Klammes Radiolabor

HÖRFUNK Heute geht DRadio Wissen auf Sendung – allerdings nur auf digitalen Verbreitungswegen. Die junge Zielgruppe stört das kaum

VON DANIEL BOUHS

Dietmar Timm war bisher bloß Multimedia-Chef des Deutschlandradios. Als die Politik aber den Kölner Sender im Sommer damit beauftragte, neben Deutschlandfunk und Deutschlandradio Kultur einen dritten, digitalen Kanal zu starten, war klar: Der 61-Jährige soll auch hier die Fäden in der Hand halten. Schließlich soll DRadio Wissen nicht nur ein Programm mit besonderem Fokus sein. Es soll den Hörfunk auch gleich mit dem Internet verkuppeln.

Programmdirektor Günter Müchler sagt gar, beide Massenmedien sollen „miteinander versöhnt werden“. DRadio Wissen sei „eine Suchmaschine für das Radio von morgen“. Und Intendant Willi Steul bezeichnet seinen neuen Kanal hochtrabend als „Radiolabor mit Netzanschluss“.

Hier machen sie aber nicht mehr als aus der Not eine Tugend. DRadio Wissen wird nämlich niemand im Auto hören können, weil die Politik dem Sender eine UKW-Frequenz versagt, um die digitale Verbreitung zu puschen. Wer live zuhören will, muss einen Stream im Internet abrufen oder seine Stereoanlage mit dem Kabelnetz oder einer Satellitenschüssel verbinden.

Weil das für eine ordentliche Verbreitung nicht reichen dürfte, und schon gar nicht bei den angepeilten mobilen jungen Leuten, startet heute auch gleich eine opulente Internetplattform. Wellenchef Timm verspricht: „Fast alle Angebote werden im Netz stehen.“ Seine Redaktion führe dafür sogar das Prinzip „online first“ im Hörfunk ein und stelle Beiträge schon vor der Ausstrahlung ins Netz. Unter wissen.dradio.de können die Hörer zudem alle Beiträge kommentieren – für Timm auch ein „Korrektiv“.

DRadio Wissen will vor allem werktags aktuell informieren, laut Timm aber „kein Wissenschafts-, sondern ein Wissenssender“ sein. Neben Neuem aus der Forschung soll der Sender auch das Alltagswissen im Blick haben – etwa Entwicklungen im Netz oder Tipps für eine vernünftige und gesunde Lebensweise. Dafür sendet der Kanal bis 18 Uhr jede Viertelstunde News, darunter spezielle „Wissensnachrichten“. Dazwischen füllen Magazine wie „Natur“, „Meine Zukunft“ und „Agenda“ die Sendezeit.

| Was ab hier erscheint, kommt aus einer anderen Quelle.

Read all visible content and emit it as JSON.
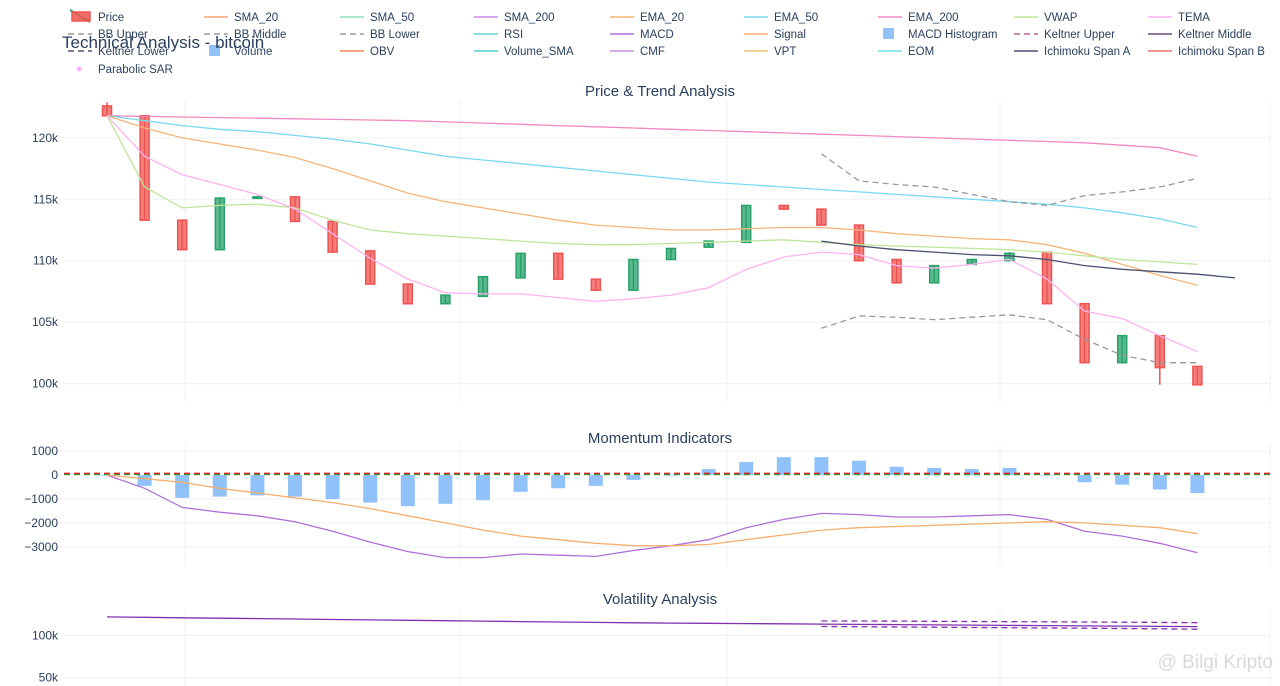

Diese knappen „Themenquadranten“, wie die Sendungen im DRadio-Jargon heißen, laufen mehrmals am Tag und lassen sich für mobile Geräte abonnieren. Weil sie sich perfekt für Bahnfahrten, Fußwege und Pausen eignen und jeweils klar abgesteckte Interessen bedienen, könnten sie DRadio Wissen schnell zum Durchbruch bei der Zielgruppe verhelfen.

Der Kanal soll sich stets neu erfinden und sein Sendeschema den Interessen des Publikums anpassen. Timm verspricht einen „ständigen Laborcharakter“, zu dem auch die für die Abende und das Wochenende geplanten Übernahmen von Sendungen anderer Radioanstalten zählten, etwa von ARD-Programmen, aber auch von Radio France, der BBC, der Schweizer DRS und Radio New Zealand. Noch im Januar sollen außerdem andere Sendungen starten, darunter Nachrichten auf Latein und Talkformate mit Medien wie der Technikzeitschrift c’t und der Zeit.

Dass DRadio Wissen nur 30 Prozent seiner Inhalte selbst produzieren wird, ist auch eine von Anfang an gesetzte Sparmaßnahme: Das Deutschlandradio kann sich gar nicht mehr leisten – und will deshalb zur nächsten Gebührenperiode von 2013 an mehr Geld beantragen. Bis dahin leiden offenbar die Mitarbeiter der beiden Schwesterprogramme. Redakteure sagen, ihre Etats würden seit dem Entwicklungsbeginn des dritten Kanals „von Wachhunden kontrolliert“.